PRETENSÃO

Ampliar os horizontes da inclusão é a pretensão deste blog. E inclusão não apenas entendida como movimento de pessoas com deficiência, senão também abordar a ecologia, os movimentos de luta por direitos e cidadania, etc. Falar de inclusão, portanto, significa acolher o meio e todas as pessoas. Significa também respeitar e tolerar a singularidade, fazendo da compreensão uma forma de convivência pacífica e plural. Na inclusão ninguém pode ficar de fora!

quarta-feira, 17 de fevereiro de 2021

QUANDO VEMOS TANTOS SINAIS DE MORTE...




Quando nossas forças na luta pela vida escapam das mãos, escorrem pelo ralo...
Precisamos também rezar!


Era uma noite chuvosa de alguns anos atrás. Chuva forte e gelada.

Da janela observava a delícia de se contemplar os pingos vigorosos que caíam, se espatifavam no chão e destruíam as poças que se formavam na calçada, para então dar lugar às corredeiras que se avolumavam nas sarjetas da avenida.

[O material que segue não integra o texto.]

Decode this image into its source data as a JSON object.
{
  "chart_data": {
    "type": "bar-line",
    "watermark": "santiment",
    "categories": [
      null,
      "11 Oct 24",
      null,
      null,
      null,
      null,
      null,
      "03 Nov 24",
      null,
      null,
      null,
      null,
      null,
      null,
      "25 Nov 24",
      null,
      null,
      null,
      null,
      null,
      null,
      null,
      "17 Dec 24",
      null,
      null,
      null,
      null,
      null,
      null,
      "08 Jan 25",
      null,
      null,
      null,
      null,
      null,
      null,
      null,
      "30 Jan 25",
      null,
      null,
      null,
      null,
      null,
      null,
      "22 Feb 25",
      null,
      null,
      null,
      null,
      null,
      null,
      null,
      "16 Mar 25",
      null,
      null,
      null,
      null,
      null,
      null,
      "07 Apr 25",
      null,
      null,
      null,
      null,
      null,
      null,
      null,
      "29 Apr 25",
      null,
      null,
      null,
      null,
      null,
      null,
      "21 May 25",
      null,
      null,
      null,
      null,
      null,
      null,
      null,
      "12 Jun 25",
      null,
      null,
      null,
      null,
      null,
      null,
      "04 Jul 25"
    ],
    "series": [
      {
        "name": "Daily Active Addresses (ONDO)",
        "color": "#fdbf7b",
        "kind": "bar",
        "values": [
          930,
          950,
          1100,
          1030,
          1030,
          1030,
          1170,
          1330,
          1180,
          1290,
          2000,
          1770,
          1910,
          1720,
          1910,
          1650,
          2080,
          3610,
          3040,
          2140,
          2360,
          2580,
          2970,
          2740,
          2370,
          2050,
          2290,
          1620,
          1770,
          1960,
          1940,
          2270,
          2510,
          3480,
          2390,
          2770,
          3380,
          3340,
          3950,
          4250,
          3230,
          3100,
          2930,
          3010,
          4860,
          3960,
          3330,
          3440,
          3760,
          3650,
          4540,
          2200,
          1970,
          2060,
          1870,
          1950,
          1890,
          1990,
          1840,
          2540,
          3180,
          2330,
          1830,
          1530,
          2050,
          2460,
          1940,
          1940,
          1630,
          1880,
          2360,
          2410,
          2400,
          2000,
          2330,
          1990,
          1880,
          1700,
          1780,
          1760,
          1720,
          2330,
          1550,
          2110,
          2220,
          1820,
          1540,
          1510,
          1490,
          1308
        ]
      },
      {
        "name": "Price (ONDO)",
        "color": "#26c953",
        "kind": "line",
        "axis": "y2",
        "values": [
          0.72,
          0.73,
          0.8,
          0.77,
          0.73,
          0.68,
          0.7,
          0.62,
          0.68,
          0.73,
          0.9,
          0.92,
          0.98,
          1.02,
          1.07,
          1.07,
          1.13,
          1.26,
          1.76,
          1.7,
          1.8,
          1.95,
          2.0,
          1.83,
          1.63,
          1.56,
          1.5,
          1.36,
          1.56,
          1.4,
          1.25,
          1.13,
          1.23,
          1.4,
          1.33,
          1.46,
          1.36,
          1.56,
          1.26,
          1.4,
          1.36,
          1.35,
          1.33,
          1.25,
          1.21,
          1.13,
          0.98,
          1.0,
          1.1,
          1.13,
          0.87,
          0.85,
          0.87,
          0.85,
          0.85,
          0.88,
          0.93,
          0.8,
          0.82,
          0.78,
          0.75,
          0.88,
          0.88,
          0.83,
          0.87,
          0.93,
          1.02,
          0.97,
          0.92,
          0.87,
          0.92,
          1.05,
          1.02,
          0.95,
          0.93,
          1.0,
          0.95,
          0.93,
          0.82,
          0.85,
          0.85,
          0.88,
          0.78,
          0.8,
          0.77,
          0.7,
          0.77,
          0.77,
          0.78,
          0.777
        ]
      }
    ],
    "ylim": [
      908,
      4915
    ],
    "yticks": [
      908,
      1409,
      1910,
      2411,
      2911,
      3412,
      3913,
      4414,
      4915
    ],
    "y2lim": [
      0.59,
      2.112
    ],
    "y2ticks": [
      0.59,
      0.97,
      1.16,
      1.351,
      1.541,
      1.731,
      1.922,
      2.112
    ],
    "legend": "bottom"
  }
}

Não fiquei muito tempo nessa posição, pois fui surpreendida por um grupo de cinco, sete, oito pessoas que se postaram nas grades do portão, tentando abrigarem-se da chuva. O telhado, porém, não permitia essa possibilidade visto que não comportava toda a largura da calçada e aquelas pessoas se comprimiam umas às outras de modo a se proteger sob o único guarda-chuva que possuíam.

Reconheci que além da única pessoa adulta, os demais eram crianças e adolescentes que durante o dia perambulavam pelo canteiro central da avenida e se postavam no único farol, de modo a mendigar uns trocados. Outras vezes, vendendo balas ou ainda, fazendo piruetas para chamar atenção.

Toda a vizinhança, por várias vezes, já houvera acionado o Conselho Municipal da Criança no intuito de coibir aquela situação de exclusão, passível de exploração humana, sexual e de tráfico de drogas, muito comum na redondeza por estar na região central da cidade. Depois das vistorias os grupos desapareciam. Passados alguns meses, voltavam novamente à rua. E a rotina se repetia simplesmente pela falta de políticas públicas eficientes que combatessem tal exclusão.

E naquela noite, diante da cena de crianças molhadas em suas poucas e surradas roupas, sabe se lá se alimentados ou não depois de um dia inteiro no farol, pensei em destravar o portão e deixá-los abrigarem-se na garagem até que a chuva baixasse de intensidade. Membros de uma família inteira, a irmã mais velha e seus irmãos menores, os primos e alguns amiguinhos...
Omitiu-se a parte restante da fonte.